Cette instabilité, ces conflits sans cesse renaissans, nous en avons montré la cause. Démembré de la superficie et protégé de l’administration, équivoque dans ses rapports avec le fonds supérieur et précaire vis-à-vis de l’État, mal dégagé de ses anciennes attaches régaliennes, et en même temps réfractaire aux définitions du code civil, le droit des concessionnaires de mines ne peut fonctionner dans des conditions absolument normales. Est-ce un motif suffisant pour renoncer à un régime qui, malgré tout, a fait ses preuves ? Le conseil d’État s’est toujours prononcé en sens contraire. À toutes les époques et sous tous les régimes, en 1878 comme en 1848 et en 1866, — il s’est mis à la traverse, et ses représentations avaient, jusqu’ici, fait abandonner l’idée d’un remaniement général dont il lui paraissait que les inconvéniens dépasseraient de beaucoup les avantages.

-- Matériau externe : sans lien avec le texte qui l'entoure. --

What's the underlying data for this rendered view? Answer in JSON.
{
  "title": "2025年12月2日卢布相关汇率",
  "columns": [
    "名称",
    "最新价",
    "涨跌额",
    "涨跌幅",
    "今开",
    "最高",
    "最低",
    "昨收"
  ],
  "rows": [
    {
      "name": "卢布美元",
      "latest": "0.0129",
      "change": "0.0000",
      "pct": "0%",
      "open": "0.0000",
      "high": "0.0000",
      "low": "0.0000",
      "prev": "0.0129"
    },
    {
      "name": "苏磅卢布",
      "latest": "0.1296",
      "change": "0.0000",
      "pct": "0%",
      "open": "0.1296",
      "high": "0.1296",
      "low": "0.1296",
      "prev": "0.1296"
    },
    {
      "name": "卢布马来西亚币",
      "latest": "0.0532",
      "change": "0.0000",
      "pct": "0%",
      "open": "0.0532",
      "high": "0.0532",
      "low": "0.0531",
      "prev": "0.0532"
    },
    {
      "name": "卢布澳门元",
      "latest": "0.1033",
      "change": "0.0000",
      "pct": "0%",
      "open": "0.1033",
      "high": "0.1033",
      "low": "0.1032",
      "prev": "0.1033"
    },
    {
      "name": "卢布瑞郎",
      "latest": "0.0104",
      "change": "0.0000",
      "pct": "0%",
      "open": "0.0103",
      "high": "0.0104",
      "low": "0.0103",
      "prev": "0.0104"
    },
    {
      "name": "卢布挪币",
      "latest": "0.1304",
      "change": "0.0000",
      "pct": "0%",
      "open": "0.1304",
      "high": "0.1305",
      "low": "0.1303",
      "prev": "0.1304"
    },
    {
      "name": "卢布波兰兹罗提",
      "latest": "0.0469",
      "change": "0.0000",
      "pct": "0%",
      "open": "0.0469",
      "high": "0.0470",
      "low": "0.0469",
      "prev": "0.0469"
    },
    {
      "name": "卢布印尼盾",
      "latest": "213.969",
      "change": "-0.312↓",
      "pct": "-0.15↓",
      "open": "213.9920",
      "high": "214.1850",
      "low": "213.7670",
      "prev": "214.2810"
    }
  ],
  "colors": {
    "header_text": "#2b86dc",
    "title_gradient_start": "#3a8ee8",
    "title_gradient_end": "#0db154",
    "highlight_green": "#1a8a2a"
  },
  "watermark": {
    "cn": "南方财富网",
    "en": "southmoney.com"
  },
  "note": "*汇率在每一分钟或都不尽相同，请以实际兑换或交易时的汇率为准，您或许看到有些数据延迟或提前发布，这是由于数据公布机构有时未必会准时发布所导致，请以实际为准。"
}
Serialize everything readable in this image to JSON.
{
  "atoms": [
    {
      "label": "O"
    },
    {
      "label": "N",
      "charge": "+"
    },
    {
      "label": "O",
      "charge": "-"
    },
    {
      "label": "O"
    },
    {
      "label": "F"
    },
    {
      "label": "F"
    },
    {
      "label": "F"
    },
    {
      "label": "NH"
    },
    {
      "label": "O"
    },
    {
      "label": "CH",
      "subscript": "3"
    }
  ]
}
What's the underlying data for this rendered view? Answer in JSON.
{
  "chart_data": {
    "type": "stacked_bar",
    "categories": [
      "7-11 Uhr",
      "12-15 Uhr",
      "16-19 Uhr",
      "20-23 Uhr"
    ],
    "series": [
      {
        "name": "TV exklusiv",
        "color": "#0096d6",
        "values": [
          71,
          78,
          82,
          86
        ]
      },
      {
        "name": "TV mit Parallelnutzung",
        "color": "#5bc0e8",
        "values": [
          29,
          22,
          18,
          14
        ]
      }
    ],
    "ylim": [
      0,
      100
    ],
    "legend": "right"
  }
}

Les auteurs des récentes propositions de réforme se défendent d’ailleurs de porter atteinte aux bases de notre droit minier. Tous, sans exception, protestent qu’il s’agit seulement d’améliorations de détail. Nous avons voulu montrer, en interrogeant les traditions et l’histoire, dans quel esprit cette révision, respectueuse des principes actuels, devrait être tentée, si elle a lieu. Quant aux théories beaucoup plus radicales auxquelles la préparation du nouveau code général des mines a donné l’occasion de se produire, elles seront l’objet d’une prochaine étude.


RENE DE RECY.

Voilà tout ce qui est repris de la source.